Mais Roanne n'était pas dupe. Elle se doutait bien que ce calme et ce repos n'était qu'un simulacre qui, s'il était apparemment destiné à apaiser les tensions avec la police, n'aurait aucune efficacité sur le long terme. Elle avait vu le nouveau policier, elle avait lu dans ses yeux la détermination, la ténacité et surtout l'assurance. Pour la première fois depuis longtemps, elle sentait au fond d'elle-même que sa propre assurance s'amenuisait, s'affaiblissait, et cela la rendait furieuse. Ok, ils emmerdaient un peu les gens autour d'eux, mais alors ? Ils avaient bien le droit de s'amuser... ! Et ce n'étaient pas leur faute s'ils étaient comme ça... Quand on a pas la vie facile, comment peut-on vivre normalement ? Chacun faisait comme il pouvait pour faire face aux coups durs, non ? Eux, c'était ça, leur exutoire. Ils avaient besoin de bouger, de s'exprimer, de faire savoir aux gens qu'ils étaient là, d'une certaine manière.
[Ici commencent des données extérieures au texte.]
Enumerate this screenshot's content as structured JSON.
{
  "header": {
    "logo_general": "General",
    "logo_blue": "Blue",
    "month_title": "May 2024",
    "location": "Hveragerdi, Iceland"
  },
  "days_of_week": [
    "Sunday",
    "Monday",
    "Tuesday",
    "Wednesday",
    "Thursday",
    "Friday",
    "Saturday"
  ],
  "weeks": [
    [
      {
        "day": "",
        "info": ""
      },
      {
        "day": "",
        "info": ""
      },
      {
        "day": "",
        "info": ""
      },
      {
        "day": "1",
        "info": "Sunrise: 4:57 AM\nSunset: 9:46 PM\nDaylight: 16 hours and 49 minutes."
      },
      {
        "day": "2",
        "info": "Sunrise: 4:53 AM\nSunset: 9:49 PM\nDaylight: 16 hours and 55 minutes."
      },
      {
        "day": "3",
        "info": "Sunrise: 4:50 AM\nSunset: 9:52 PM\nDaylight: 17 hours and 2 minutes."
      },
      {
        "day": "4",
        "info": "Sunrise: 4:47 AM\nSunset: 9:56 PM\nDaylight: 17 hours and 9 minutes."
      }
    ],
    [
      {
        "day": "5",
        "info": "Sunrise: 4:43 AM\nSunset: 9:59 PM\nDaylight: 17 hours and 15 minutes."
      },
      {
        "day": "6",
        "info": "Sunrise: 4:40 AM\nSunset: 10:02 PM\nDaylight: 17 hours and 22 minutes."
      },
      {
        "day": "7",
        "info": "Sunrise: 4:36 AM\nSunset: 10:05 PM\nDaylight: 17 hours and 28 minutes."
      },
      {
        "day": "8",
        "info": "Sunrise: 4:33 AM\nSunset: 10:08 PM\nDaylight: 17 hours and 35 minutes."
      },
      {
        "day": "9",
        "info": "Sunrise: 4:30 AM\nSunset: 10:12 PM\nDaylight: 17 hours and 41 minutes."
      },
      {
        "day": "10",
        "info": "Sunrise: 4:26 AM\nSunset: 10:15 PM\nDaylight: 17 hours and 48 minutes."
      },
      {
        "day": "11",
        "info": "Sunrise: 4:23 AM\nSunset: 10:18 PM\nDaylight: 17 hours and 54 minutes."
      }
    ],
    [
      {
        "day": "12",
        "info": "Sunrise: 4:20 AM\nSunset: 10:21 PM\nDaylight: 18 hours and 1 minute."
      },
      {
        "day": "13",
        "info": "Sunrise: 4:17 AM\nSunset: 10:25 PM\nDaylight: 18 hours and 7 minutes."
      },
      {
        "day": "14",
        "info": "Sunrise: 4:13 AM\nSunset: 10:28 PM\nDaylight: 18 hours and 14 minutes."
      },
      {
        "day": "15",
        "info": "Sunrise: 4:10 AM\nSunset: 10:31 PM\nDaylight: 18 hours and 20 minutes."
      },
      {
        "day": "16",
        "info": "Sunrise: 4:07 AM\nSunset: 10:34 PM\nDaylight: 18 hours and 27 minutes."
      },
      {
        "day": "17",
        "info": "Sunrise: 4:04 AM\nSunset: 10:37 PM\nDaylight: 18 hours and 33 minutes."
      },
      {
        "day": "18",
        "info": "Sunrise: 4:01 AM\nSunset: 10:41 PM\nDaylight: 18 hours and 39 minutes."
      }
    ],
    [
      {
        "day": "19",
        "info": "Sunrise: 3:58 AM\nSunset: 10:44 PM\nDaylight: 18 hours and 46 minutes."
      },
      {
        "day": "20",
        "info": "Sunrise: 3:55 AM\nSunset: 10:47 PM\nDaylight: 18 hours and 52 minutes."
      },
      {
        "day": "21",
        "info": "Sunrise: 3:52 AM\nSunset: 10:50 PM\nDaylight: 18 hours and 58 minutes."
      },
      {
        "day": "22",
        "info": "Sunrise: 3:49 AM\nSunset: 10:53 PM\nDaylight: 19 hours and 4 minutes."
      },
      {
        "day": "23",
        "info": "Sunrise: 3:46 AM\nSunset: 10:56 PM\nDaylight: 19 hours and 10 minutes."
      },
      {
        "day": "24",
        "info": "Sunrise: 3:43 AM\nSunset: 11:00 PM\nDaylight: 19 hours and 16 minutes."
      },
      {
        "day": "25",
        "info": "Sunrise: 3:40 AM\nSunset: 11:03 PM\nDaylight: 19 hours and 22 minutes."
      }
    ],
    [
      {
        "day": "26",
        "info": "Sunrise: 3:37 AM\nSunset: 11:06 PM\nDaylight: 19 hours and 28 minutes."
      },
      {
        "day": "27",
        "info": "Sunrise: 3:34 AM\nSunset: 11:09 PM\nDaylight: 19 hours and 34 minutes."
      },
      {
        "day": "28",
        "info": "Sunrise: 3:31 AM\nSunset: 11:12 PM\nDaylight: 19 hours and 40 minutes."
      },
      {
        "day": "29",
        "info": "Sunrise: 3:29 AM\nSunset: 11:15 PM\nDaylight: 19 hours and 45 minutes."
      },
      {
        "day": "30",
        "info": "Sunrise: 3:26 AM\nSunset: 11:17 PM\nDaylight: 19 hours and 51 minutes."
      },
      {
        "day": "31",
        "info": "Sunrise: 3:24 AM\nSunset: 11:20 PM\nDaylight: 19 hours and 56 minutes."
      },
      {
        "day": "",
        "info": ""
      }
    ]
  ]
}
Beaucoup de pensées amères tournaient dans la tête de Roanne et de ses amis. L'appréhension les rongeait, ils avaient du mal à concevoir comme les choses avaient pu tourner aussi mal. Mais la première bombe tomba réellement quelques jours plus tard. Mathys, l'un des membres, débarqua en catastrophe au QG :

- Les gars, c'est la merde... ! Les flics sont venus chez moi... !

A ces mots, les autres membres présents sur les lieux, dont Markin et Roanne, se tournèrent vers lui et se levèrent vivement tandis que les questions fusaient :

- Quoi, t'es sérieux... ?

- Comment c'est possible... ???

- Tu les as pas mené jusqu'ici, j'espère !

- Non, non... Les gars, je vous jure, je suis seul, j'ai couru jusqu'ici, je...

Mathys ployait sous les remarques des uns et des autres. Mais ce fut Markin qui nota le premier ses yeux rouges, ses mains tremblantes et la manche de son sweat qui était déchirée. Fronçant les sourcils, il imposa le silence d'une voix forte :

- Bouclez-la ! Vous voyez pas qu'il est pas bien ?!

Tout le monde se tu et il posa une main sur l'épaule de son camarade, le conduisant à l'un des bancs.

- Calmes-toi, mec. Et dis-nous ce qui se passe.

Le pauvre garçon était visiblement bouleversé. Le souffle court, il triturait ses doigts et tapait nerveusement du bout du pied. Après plusieurs secondes, il finit par bredouiller fébrilement :

- Deux flics se sont pointés chez moi... Ils ont dû réussir à trouver mon identité... Jusque-là, i-ils avaient que des infos pas claires sur moi m-mais...

- Mathys, respires, mec, intervint doucement Markin. Prends ton temps.

- Du coup, ils se sont pointés chez moi pour, ch'ais pas, me demander des comptes, j'imagine... continua le jeune garçon sans l'écouter. Mais je vis chez ma grand-mère... Elle est pas au courant de mes conneries... Elle a rien compris quand ils ont frappé à la porte et qu'ils ont montré leur badge... Ils ont dit qu'ils devaient me voir et m'emmener au poste pour me poser des questions, e-et elle, je voyais qu'elle était perdue, elle arrivait pas à placer un mot... Eux, quand ils m'ont vu, ils m'ont interpelé et là, j'ai flippé et je me suis tiré en courant... L'un d'eux m'a agrippé par la manche, j-j'ai cru qu'il allait réussir à me retenir... Je me suis dégagé et j'ai couru pour pas qu'ils me rattrapent... Là, ils sont sûrement avec ma grand-mère à lui poser un tas de questions... P*tain, qu'est-ce que j'ai fait... ? acheva Mathys en enfouissant sa tête dans ses mains. Pourquoi j'ai foutu la merde chez elle comme ça, pourquoi je me suis barré... ? Je l'ai laissée toute seule...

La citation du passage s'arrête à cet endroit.